Of course you can’t judge something from a single example and that was not the case here. I’ve actually purchased and read four or five authors trying to find something else that could hold my attention. What I found common amongst all the books I read, even the ones I enjoyed, was dialog and characters that seemed rather two dimensional. There is an abundance of heroines, usually with large breasts, tight buns, and negotiable morals along with the sergeant rock types, both gay and straight, and a veritable cornucopia of science and tech geeks. The conversation and interplay between these characters was ALWAYS stilted and contrived as if the dialog was inserted to give the larger scene focus and color. One book, Step up! was probably the worst of the lot. It’s about a young, hot, brilliant female engineer stuck in some backwater fixing fork trucks that signs on board an interstellar space craft at the local deep space harbor for adventure and treasure. Through a variety of twists, turns and catastrophic events, our young hottie ends up the Captain of a vessel the size of an aircraft carrier. It was absolute bullshit. The pseudo sex and relationships, the ridiculous reactions to predictable encounters and crisis and the idiotic way this kid was accepted as having the maturity and skill needed to command a vessel after about a year was, was oh soooo Starwars? Why did I finish reading it is a fair question. I always give the author the benefit of the doubt and this one did have some cool stuff moving around in the background but never developed it farther than as a backdrop to our heroine’s conflicting versions of herself and her situation. Most of the stuff I read had these elements, another series featured the recalcitrant male bad boy, and while it was entertaining, it was hardly satisfying. What is it that I’m in quest of? The mythical middle-aged fountain of youth? Enough of that.

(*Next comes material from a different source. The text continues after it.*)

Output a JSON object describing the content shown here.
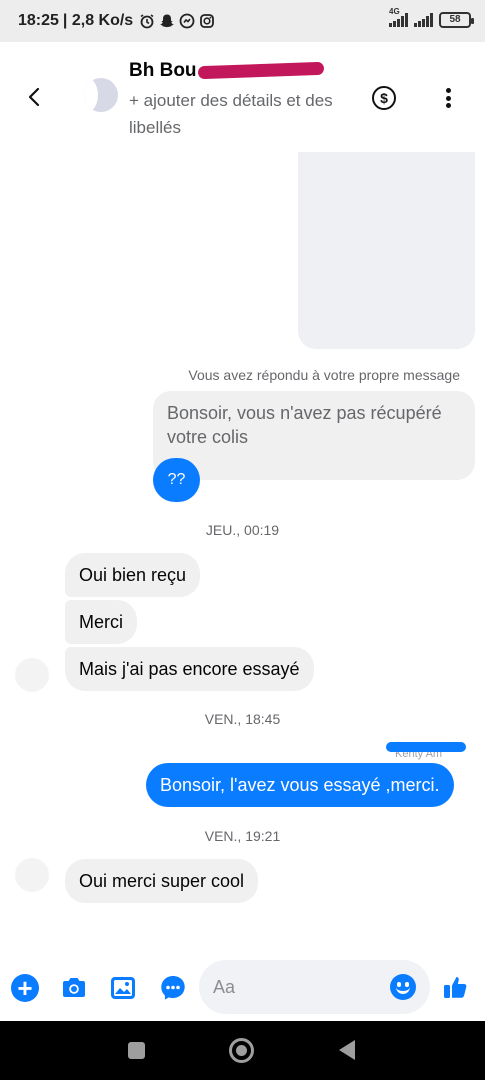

There is another book worth mentioning. It probably belongs in the previous essay about Robert Stross but due to peculiarities of the writing process (I didn’t want to write any more), I didn’t include it. There is also the fact that I really didn’t like it. The Atrocity Archives: A Laundry Files Novel was another of the choices I made and should have been warned off by the title. There is a certain place in literature that holds no interest for me. There is in the pages of the most infamous of these authors a reflection of the evil that lies in the heart of darkness. The human race moves along into the future both technically and philosophically always so sure that their own generation is beyond the atrocities and barbarity of the previous only to discover the grisly facts still amongst us. Giving that darkness a form but always obscuring the features was the specialty of H. P Lovecraft. There are some places that the soldier, the doctor and the journalist must go in the real world that cannot have ascribed causality in the form of a malevolent evil from a parallel universe. But it is so tempting and convenient. Mr. Stross followed a mystery plot line that leads to one of these places that was described in such a fashion that it screwed me up. Its happened to many readers that they’ll consume in a time and place that becomes synonymous with each other. That is, whenever the memory of what you were doing in real life is triggered, the storyline comes to mind and whenever the book comes to mind, where and what you were doing comes to mind. Each flavors the other in your memories. In my own case it was central Illinois just after the tornados of Thanksgiving last year and I was reading this story of malevolent beings that possessed people and consumed the energies of an entire universe. Nope, the story made me feel even more hopeless than the environment I was working in; very cold, very dark and something living there that liked it that way. Not a place I wish to visit let alone relish.
I have returned to my previous tastes for history and have found a seriously detailed history of the Spanish Empire that rambles on for two volumes and 1300 pages. I’ve also discovered why there’s nothing on television. It’s all on Netflicks. Decisions, decisions.